Continuous as the stars that shine
And twinkle on the milky way,
They stretched in never-ending line
Along the margin of a bay:
Ten thousand saw I at a glance,
Tossing their heads in sprightly dance.
The waves beside them danced; but they
Out-did the sparkling waves in glee:
A poet could not but be gay,
In such a jocund company:
I gazed--and gazed--but little thought
What wealth the show to me had brought:
For oft, when on my couch I lie
In vacant or in pensive mood,
They flash upon that inward eye
And then my heart with pleasure fills,
And dances with the daffodils.
I read that and it wasn't at all what I wanted or what I was looking for, but it was what I needed. I was in a vacant mood that was not very happy at all and the author can get out of those moods by remembering that beauty of the daffodils. I couldn't think of anything to remember.... so I went outside. I found a wonderful tree and climbed as far up as I could go. What a beautiful world. I sat up in the tree reflecting on this poem and the beauty that God has given us.

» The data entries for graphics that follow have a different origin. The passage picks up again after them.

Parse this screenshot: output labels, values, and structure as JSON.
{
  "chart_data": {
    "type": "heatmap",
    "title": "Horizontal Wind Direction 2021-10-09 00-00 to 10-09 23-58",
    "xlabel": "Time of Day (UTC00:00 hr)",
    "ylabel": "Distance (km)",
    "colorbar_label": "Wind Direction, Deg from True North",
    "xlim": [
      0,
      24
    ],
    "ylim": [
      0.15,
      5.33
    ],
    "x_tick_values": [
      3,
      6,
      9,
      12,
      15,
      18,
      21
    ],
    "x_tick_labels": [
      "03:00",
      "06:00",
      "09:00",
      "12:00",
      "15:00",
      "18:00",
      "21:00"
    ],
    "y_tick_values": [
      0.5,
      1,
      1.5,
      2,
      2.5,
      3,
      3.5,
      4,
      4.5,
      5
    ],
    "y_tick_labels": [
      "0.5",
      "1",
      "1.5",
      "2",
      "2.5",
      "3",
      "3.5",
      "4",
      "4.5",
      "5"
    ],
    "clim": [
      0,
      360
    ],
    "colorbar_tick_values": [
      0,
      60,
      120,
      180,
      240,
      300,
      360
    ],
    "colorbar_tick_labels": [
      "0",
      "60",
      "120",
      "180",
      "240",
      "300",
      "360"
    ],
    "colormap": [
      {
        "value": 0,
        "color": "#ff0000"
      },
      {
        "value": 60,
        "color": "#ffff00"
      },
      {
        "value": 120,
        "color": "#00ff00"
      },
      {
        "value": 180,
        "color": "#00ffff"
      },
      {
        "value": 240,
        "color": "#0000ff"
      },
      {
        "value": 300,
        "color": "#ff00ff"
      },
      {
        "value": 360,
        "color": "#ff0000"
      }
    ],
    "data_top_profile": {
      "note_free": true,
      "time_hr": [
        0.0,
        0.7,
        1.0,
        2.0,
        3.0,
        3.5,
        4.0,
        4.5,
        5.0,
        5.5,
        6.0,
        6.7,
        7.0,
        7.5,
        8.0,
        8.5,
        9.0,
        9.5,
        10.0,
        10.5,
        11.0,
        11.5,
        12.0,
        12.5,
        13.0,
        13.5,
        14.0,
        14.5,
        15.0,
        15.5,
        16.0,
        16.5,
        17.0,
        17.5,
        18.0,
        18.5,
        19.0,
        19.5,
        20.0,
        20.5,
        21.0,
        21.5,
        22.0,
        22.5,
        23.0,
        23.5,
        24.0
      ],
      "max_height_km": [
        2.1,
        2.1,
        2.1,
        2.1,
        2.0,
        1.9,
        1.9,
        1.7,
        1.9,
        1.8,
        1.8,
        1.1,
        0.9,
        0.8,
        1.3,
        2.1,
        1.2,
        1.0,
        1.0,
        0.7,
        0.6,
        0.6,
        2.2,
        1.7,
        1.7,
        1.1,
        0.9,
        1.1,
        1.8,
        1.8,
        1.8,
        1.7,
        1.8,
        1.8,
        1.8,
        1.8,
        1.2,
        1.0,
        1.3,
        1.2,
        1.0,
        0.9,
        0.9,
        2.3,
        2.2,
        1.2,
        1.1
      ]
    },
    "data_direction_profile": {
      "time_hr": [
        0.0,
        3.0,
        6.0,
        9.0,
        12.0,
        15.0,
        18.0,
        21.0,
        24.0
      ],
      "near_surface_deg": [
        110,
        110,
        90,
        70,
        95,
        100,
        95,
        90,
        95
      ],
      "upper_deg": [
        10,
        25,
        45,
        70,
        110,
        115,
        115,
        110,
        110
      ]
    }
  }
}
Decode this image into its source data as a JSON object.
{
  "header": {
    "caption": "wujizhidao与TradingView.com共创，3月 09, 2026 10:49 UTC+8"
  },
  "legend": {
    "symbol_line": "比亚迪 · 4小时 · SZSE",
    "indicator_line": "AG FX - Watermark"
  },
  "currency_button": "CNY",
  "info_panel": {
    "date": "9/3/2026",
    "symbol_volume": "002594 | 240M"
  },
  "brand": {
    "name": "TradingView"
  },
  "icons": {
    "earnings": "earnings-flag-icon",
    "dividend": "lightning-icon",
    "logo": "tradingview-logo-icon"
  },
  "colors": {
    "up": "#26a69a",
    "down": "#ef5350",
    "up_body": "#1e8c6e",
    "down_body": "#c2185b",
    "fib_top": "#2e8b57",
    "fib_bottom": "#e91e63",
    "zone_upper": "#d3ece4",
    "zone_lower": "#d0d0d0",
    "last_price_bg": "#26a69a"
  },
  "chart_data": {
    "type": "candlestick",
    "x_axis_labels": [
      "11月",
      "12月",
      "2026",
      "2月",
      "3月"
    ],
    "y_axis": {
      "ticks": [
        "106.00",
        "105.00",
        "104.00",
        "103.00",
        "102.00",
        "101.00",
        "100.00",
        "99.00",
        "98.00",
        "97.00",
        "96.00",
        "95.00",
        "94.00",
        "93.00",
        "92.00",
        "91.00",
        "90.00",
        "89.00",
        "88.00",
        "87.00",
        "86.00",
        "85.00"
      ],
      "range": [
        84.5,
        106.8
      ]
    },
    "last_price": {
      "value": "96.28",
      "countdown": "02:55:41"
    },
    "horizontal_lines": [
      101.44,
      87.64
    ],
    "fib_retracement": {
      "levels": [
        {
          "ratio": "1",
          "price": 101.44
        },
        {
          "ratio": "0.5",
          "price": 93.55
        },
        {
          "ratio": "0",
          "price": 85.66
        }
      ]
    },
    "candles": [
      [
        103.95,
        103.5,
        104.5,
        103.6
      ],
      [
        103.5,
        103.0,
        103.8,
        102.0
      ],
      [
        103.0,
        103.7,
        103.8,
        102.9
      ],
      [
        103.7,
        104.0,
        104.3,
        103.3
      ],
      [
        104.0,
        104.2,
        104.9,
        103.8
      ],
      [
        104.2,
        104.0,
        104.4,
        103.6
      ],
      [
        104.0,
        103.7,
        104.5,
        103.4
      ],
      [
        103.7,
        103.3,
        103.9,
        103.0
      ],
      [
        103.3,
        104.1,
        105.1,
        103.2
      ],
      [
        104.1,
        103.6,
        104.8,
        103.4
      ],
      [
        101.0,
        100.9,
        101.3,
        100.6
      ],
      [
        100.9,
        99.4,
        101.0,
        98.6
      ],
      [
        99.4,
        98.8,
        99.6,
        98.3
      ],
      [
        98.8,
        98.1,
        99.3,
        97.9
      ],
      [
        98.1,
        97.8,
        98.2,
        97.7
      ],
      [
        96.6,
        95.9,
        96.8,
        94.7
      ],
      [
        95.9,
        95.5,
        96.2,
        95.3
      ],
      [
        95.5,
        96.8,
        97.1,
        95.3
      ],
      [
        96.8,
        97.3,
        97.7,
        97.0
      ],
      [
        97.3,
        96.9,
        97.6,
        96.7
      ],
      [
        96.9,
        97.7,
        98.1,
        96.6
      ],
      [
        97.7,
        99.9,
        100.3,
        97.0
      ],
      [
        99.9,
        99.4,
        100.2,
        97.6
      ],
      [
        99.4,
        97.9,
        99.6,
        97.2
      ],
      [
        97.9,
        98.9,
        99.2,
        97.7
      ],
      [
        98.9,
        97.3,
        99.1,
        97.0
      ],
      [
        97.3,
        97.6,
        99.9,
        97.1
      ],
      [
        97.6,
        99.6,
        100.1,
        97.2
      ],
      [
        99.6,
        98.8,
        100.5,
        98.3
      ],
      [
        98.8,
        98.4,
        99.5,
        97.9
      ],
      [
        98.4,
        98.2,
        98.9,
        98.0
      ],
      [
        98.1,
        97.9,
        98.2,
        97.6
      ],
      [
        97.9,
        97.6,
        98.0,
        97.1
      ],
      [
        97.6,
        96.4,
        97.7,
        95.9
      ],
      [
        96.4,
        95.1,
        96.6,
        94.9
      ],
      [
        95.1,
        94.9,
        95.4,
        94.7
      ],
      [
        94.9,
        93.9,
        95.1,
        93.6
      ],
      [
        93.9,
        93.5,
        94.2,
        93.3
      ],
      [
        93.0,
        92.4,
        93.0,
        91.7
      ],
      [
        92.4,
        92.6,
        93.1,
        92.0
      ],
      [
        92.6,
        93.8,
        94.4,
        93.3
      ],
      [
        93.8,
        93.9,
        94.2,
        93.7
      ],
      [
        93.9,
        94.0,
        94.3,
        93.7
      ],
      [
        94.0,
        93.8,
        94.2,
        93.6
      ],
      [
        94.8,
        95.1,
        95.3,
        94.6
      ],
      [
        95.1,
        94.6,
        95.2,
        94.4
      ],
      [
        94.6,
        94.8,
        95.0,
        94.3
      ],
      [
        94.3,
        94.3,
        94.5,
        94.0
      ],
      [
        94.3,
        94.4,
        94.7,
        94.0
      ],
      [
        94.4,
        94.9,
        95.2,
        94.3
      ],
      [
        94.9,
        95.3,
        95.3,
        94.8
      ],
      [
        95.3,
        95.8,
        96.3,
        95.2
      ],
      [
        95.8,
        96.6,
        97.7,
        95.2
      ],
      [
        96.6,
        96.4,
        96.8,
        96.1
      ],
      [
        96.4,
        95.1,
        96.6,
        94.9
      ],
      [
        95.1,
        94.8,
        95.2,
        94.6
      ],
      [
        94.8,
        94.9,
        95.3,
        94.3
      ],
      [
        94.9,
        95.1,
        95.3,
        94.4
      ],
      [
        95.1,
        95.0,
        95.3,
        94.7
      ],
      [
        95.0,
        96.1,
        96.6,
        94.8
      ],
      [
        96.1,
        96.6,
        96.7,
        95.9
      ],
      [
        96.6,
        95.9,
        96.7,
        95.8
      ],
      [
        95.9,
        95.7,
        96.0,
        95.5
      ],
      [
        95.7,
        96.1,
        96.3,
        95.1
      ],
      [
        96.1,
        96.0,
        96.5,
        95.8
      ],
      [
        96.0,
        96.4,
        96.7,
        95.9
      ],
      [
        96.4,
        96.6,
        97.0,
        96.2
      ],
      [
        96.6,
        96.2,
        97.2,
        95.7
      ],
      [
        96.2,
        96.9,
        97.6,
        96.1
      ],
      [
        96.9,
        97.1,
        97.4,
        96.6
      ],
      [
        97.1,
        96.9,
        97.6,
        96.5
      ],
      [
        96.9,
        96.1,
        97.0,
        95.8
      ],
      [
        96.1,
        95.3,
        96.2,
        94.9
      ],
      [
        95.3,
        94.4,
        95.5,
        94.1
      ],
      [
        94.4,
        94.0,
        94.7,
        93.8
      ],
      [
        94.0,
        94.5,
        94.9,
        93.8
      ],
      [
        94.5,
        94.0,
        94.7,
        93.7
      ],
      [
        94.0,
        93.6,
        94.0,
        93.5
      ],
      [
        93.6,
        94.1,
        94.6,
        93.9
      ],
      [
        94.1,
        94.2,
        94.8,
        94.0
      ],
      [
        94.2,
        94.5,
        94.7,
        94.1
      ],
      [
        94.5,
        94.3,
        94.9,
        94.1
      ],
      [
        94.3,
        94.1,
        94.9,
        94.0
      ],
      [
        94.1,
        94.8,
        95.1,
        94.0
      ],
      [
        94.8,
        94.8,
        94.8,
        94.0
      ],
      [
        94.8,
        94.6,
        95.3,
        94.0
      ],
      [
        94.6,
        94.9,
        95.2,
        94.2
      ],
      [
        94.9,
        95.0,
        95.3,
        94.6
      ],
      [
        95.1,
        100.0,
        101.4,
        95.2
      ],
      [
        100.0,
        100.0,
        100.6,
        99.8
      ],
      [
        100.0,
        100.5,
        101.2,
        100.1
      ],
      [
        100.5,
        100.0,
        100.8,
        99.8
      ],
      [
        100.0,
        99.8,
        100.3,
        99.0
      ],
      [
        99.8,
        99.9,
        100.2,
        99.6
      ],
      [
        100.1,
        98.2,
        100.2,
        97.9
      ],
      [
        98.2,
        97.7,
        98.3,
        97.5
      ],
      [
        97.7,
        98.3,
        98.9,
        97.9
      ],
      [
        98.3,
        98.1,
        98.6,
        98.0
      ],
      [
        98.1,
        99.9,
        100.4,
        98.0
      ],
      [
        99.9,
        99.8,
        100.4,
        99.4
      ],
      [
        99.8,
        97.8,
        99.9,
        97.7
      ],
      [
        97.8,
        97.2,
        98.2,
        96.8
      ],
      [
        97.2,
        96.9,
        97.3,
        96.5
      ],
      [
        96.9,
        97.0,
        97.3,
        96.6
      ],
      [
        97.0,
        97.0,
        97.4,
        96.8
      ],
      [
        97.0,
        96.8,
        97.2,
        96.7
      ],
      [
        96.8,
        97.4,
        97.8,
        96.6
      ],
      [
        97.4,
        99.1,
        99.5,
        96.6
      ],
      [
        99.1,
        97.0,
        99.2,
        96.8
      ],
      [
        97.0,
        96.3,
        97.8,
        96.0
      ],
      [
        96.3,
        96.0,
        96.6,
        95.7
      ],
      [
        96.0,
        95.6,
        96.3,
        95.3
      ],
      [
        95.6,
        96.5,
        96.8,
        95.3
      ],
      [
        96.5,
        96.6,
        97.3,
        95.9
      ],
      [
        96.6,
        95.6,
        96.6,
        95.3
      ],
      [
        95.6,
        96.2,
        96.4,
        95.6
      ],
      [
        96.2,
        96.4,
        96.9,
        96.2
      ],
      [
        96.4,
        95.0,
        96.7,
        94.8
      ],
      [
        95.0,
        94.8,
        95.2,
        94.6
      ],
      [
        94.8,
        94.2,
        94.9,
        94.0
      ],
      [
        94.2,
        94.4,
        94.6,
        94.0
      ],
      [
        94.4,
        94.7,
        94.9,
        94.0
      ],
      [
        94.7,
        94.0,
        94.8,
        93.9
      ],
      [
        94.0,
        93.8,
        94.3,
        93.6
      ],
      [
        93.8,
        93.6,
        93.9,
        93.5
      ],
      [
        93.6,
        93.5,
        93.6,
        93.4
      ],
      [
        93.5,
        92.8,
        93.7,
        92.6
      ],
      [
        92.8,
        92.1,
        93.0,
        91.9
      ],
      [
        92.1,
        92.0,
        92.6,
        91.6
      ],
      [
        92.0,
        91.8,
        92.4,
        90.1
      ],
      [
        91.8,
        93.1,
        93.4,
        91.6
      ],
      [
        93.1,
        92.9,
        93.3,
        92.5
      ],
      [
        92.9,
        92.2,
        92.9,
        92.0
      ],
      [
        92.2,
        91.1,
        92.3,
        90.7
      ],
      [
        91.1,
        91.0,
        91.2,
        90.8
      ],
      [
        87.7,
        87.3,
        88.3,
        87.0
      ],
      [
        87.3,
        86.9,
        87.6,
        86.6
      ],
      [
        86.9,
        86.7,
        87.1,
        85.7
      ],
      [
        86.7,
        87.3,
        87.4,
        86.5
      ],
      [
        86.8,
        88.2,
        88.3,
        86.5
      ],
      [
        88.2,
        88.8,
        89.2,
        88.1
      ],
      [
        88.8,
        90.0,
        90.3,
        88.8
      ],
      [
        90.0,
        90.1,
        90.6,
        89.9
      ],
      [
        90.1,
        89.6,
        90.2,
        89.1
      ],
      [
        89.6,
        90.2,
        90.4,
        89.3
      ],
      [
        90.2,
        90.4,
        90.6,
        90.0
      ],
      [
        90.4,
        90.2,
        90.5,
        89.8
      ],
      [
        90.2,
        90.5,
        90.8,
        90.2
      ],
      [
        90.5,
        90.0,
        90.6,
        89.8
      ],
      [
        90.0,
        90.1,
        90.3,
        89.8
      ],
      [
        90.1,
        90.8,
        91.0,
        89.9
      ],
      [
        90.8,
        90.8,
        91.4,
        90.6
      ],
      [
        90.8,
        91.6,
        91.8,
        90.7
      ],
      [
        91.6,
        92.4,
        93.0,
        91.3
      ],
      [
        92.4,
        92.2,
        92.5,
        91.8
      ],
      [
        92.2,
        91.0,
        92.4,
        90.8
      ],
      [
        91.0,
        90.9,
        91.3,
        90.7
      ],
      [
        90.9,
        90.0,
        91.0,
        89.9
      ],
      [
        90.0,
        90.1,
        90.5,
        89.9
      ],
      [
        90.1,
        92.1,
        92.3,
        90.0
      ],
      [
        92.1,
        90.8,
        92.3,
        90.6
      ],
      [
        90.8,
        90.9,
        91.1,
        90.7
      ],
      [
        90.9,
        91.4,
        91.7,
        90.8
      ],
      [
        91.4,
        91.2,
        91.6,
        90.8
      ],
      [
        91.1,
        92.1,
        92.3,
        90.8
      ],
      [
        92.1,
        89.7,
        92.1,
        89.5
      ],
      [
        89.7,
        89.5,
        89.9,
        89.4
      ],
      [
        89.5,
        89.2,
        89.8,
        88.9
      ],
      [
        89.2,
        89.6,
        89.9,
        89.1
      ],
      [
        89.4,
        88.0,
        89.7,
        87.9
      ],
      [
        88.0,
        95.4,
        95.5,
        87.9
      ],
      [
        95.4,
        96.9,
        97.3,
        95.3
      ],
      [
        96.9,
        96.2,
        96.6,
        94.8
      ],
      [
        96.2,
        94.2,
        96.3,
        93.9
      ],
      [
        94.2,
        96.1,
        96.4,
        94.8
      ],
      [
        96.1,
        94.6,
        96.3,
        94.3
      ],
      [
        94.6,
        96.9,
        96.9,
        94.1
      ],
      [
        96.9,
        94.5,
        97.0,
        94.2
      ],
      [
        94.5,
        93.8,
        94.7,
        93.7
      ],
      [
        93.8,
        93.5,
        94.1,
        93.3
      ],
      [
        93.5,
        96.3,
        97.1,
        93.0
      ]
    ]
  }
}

Sometimes it's so easy to forget that I am one of God's creations, let alone that I'm a daughter of God. But as I sat in that tree the wind began to blow and I opened my eyes to the fact that God created this beautiful world. As the wind gently rocked me in the branches I grew closer to the knowlage of who I am. It was a process, sitting up in the tree, connecting the dots. But I am so thankful for that poem that inspired me to do so that I could cast of my vacant state and be filled with the light of Christ.
That's wonderful Jenna. :)
ReplyDeleteI love that poem! I’m not surprised you thought it would be something different than it is at first. It’s one of the beauties of that particular poem. It’s like starting out as somewhat unhappy and lonely, but then finding something of value, a reason to love the world, a reason to remember the Lord. I’m glad you got to go climb a tree after reading that. Trees are awesome!!